I am writing a function to calculate odds ratios for a table of counts that requires NSE evaluation with dplyr and tidyr. As may be apparent, this is my first venture into the NSE world.
For example, with a dataframe 'foo':
# A tibble: 4 x 3
strata group select
<chr> <chr> <chr>
1 Manager A_Group Chosen
2 Worker A_Group Chosen
3 Manager B_Group Not_Chosen
4 Worker B_Group Chosen
5 ...
I first do counts: foo2 <- foo %>% count(strata, group, select)
# A tibble: 8 x 4
strata group select n
<chr> <chr> <chr> <int>
1 Manager A_Group Chosen 1
2 Manager A_Group Not_Chosen 9
3 Manager B_Group Chosen 1
4 Manager B_Group Not_Chosen 3
5 ...
Next, I collapse into wide format using tidyr's unite and spread which names the new columns by the values of the group and select columns:
foo2 %>% unite(cat, c(group, select)) %>%
spread(cat, n, fill = 0)
# A tibble: 2 x 5
strata A_Group_Chosen A_Group_Not_Chosen B_Group_Chosen B_Group_Not_Chosen
* <chr> <dbl> <dbl> <dbl> <dbl>
1 Manager 1 9 1 3
2 Worker 1 11 1 3
And last, I calculate a new column, OR as
... %>% mutate(OR = (A_Group_Chosen * B_Group_Not_Chosen) /
(A_Group_Not_Chosen * B_Group_Chosen))
To put this code in a function, I handle the original columns with enquo and !!, but to calculate the new column, OR, I need the newly created columns (named by the concatenation of the values of the group and select columns). The question is how to 'unquote' the names for OR calculation?

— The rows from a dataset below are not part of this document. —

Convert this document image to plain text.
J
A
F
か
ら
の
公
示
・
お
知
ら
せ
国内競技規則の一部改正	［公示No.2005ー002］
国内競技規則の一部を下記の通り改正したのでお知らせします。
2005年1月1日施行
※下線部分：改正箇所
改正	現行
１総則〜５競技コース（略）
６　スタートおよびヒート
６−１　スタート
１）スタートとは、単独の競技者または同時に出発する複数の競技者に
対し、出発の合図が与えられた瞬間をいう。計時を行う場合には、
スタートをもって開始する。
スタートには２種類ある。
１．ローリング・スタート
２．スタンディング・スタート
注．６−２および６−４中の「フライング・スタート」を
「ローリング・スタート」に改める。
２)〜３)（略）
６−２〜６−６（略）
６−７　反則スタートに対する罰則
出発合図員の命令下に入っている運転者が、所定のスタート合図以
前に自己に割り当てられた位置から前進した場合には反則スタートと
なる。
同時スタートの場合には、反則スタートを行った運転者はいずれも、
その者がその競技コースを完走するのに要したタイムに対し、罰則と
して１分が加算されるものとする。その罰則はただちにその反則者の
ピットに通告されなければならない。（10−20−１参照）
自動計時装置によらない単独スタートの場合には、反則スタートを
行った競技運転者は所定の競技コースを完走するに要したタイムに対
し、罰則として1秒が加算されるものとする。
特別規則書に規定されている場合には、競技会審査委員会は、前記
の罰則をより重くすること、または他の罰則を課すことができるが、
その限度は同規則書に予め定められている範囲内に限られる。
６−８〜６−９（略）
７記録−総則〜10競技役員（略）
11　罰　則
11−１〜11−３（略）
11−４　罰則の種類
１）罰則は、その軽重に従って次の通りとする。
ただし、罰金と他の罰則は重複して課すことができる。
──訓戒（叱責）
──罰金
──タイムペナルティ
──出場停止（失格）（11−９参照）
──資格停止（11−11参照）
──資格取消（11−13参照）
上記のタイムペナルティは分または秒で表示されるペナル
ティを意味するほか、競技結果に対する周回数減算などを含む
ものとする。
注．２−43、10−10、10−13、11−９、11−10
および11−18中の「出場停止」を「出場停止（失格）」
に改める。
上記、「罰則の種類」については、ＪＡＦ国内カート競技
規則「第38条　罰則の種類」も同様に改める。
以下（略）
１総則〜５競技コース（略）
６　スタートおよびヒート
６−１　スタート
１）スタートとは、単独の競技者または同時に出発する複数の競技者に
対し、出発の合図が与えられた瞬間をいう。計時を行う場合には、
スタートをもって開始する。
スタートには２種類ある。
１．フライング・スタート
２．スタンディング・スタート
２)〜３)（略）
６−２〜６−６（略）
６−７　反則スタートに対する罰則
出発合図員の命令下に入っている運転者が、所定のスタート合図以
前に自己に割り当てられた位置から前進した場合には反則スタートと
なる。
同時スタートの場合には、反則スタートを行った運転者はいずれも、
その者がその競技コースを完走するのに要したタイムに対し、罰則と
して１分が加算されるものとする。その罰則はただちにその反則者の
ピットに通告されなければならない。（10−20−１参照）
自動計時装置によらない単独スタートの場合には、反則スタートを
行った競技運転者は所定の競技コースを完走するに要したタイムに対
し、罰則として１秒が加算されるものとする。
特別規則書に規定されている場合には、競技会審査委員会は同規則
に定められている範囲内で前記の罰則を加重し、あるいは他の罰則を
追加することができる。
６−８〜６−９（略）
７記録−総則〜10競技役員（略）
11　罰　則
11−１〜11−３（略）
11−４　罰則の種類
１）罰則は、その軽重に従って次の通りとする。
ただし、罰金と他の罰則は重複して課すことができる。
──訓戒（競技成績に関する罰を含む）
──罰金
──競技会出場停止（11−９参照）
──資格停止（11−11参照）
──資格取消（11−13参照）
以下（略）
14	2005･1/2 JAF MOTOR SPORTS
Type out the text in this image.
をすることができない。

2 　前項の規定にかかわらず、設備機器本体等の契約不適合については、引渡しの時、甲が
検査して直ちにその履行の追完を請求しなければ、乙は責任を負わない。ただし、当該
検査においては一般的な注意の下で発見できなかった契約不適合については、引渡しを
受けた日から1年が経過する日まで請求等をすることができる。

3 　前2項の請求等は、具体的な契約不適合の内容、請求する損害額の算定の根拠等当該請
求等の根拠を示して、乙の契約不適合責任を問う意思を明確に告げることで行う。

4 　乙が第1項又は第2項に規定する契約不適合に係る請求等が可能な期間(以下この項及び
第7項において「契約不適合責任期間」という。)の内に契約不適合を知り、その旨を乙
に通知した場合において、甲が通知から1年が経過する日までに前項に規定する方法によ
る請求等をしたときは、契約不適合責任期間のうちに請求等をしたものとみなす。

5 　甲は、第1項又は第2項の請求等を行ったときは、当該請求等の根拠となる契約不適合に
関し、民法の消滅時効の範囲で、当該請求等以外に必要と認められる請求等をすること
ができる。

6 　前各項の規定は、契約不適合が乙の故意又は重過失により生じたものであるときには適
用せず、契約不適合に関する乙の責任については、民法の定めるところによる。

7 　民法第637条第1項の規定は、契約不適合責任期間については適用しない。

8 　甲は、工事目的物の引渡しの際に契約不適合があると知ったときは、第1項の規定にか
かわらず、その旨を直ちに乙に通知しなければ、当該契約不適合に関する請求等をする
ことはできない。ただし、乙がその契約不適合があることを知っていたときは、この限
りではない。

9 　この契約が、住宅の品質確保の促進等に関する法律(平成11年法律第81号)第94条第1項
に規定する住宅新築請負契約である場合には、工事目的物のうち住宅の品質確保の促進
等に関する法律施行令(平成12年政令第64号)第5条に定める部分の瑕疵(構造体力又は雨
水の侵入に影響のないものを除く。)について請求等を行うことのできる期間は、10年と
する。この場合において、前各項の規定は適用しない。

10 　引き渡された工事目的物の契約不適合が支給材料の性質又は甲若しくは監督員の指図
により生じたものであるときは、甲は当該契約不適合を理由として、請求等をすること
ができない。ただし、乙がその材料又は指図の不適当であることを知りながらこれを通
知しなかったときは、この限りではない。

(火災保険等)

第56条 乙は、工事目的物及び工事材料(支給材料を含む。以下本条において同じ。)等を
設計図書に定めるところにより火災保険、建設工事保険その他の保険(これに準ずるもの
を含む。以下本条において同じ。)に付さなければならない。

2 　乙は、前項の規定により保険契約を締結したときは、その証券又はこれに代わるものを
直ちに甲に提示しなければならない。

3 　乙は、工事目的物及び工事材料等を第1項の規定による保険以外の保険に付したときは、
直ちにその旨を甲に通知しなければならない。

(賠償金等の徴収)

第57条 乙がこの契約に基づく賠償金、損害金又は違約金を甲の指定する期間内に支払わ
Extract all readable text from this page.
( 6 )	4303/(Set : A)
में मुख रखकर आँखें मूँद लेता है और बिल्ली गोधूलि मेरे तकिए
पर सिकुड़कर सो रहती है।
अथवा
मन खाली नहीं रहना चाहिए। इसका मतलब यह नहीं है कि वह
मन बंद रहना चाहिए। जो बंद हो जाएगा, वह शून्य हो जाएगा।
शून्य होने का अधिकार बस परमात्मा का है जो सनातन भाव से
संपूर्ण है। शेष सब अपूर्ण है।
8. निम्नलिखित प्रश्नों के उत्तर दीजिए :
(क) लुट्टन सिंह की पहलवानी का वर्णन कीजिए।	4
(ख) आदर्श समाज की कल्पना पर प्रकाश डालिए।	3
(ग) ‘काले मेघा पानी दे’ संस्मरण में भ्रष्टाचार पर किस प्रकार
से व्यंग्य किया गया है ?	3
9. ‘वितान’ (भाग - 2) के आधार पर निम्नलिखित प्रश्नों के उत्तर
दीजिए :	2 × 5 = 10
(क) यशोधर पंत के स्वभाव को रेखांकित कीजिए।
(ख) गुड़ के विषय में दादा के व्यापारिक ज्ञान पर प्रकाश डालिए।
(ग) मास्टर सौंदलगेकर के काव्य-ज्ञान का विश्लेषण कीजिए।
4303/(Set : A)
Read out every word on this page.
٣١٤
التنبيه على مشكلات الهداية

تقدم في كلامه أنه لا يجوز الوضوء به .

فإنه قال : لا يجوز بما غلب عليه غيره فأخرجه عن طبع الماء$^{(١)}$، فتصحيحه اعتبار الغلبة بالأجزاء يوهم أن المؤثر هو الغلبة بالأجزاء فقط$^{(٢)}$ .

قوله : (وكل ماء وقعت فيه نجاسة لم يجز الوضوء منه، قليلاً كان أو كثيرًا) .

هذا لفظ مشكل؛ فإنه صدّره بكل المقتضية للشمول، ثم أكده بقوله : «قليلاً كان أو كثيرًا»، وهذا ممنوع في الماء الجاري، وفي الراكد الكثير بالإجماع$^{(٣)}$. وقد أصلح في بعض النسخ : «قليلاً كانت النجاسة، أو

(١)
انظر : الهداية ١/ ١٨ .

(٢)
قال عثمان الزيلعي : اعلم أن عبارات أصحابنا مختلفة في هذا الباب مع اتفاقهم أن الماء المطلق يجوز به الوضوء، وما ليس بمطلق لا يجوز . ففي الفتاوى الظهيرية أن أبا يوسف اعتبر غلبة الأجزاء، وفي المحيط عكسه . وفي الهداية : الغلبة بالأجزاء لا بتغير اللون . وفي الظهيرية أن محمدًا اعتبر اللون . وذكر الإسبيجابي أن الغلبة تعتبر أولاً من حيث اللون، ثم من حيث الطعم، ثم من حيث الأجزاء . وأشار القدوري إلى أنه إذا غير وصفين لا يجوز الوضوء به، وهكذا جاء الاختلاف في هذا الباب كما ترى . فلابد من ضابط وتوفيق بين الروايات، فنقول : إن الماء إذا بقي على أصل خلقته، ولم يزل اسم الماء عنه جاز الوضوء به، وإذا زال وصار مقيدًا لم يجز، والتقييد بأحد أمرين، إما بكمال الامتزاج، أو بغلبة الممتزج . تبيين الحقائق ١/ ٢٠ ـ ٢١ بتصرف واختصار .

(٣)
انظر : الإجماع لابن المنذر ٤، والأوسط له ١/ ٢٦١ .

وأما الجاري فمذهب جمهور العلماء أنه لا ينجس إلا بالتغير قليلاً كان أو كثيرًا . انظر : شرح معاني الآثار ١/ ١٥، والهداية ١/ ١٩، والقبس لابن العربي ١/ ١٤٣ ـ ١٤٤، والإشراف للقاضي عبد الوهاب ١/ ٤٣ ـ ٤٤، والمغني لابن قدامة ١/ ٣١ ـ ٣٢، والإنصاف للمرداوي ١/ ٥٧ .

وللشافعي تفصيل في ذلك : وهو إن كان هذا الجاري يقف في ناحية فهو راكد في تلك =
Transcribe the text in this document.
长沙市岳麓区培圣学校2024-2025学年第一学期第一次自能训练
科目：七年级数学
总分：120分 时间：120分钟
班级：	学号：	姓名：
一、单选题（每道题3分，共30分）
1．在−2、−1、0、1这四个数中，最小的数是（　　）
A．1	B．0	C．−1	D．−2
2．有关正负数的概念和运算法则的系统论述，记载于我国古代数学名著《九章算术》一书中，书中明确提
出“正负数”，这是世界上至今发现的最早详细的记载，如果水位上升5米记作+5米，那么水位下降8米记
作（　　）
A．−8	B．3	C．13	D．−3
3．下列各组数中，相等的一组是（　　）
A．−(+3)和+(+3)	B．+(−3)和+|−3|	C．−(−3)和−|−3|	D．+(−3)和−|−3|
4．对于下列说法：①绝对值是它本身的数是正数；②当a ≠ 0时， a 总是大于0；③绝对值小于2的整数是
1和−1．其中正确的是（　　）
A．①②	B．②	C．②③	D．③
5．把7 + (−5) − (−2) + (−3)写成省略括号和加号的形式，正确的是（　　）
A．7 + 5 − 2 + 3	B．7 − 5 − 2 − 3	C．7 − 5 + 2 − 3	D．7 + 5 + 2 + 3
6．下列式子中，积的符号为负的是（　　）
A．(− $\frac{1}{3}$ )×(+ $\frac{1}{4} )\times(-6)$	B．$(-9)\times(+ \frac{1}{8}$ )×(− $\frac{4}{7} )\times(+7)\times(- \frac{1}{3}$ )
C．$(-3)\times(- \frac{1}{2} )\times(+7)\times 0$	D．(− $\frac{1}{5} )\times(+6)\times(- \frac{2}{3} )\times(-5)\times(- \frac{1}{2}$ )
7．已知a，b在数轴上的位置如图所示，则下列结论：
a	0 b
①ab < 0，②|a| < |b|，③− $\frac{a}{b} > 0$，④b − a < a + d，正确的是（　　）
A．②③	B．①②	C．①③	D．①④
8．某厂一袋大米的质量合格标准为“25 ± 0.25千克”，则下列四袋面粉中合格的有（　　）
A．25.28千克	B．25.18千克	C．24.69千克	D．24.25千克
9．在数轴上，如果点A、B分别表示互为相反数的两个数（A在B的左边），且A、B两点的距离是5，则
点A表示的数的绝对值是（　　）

My current draft saves the intermediate result after the unite/spread, put the names into a vector, and use the $`!!'() operator. This feels pretty kludgy. A better way?
My function:
OR_tab <- function(dat, strat, grp, decision ){
strat <- enquo(strat)
grp <- enquo(grp)
decision <- enquo(decision)
tab <- dat %>% count(!!strat, !!grp, !!decision) %>% unite(cat, c(!!grp, !!decision)) %>%
spread(cat, n, fill = 0)
nm <- names(tab)[2:5]
tab %>% mutate(OR = (tab$`!!`(nm[1]) * tab$`!!`(nm[4])) / (tab$`!!`(nm[2]) * (tab$`!!`(nm[3])))) %>%
print(n = Inf)
}
OR_tab(foo, strata, group, select)
My original dataframe, 'foo' :
> dput(foo2)
structure(list(strata = c("Manager", "Worker", "Manager", "Manager",
"Worker", "Manager", "Manager", "Manager", "Worker", "Worker",
"Worker", "Worker", "Worker", "Worker", "Manager", "Worker",
"Worker", "Manager", "Manager", "Manager", "Worker", "Worker",
"Manager", "Manager", "Manager", "Manager", "Worker", "Worker",
"Worker", "Worker"), group = c("A_Group", "A_Group", "A_Group",
"A_Group", "B_Group", "A_Group", "B_Group", "A_Group", "A_Group",
"A_Group", "A_Group", "A_Group", "B_Group", "B_Group", "A_Group",
"A_Group", "A_Group", "A_Group", "A_Group", "B_Group", "A_Group",
"A_Group", "B_Group", "B_Group", "A_Group", "A_Group", "B_Group",
"A_Group", "A_Group", "A_Group"), select = c("Chosen", "Chosen",
"Not_Chosen", "Not_Chosen", "Not_Chosen", "Not_Chosen", "Not_Chosen",
"Not_Chosen", "Not_Chosen", "Not_Chosen", "Not_Chosen", "Not_Chosen",
"Not_Chosen", "Not_Chosen", "Not_Chosen", "Not_Chosen", "Not_Chosen",
"Not_Chosen", "Not_Chosen", "Not_Chosen", "Not_Chosen", "Not_Chosen",
"Not_Chosen", "Chosen", "Not_Chosen", "Not_Chosen", "Chosen",
"Not_Chosen", "Not_Chosen", "Not_Chosen")), .Names = c("strata",
"group", "select"), class = c("tbl_df", "tbl", "data.frame"), row.names = c(NA,
-30L))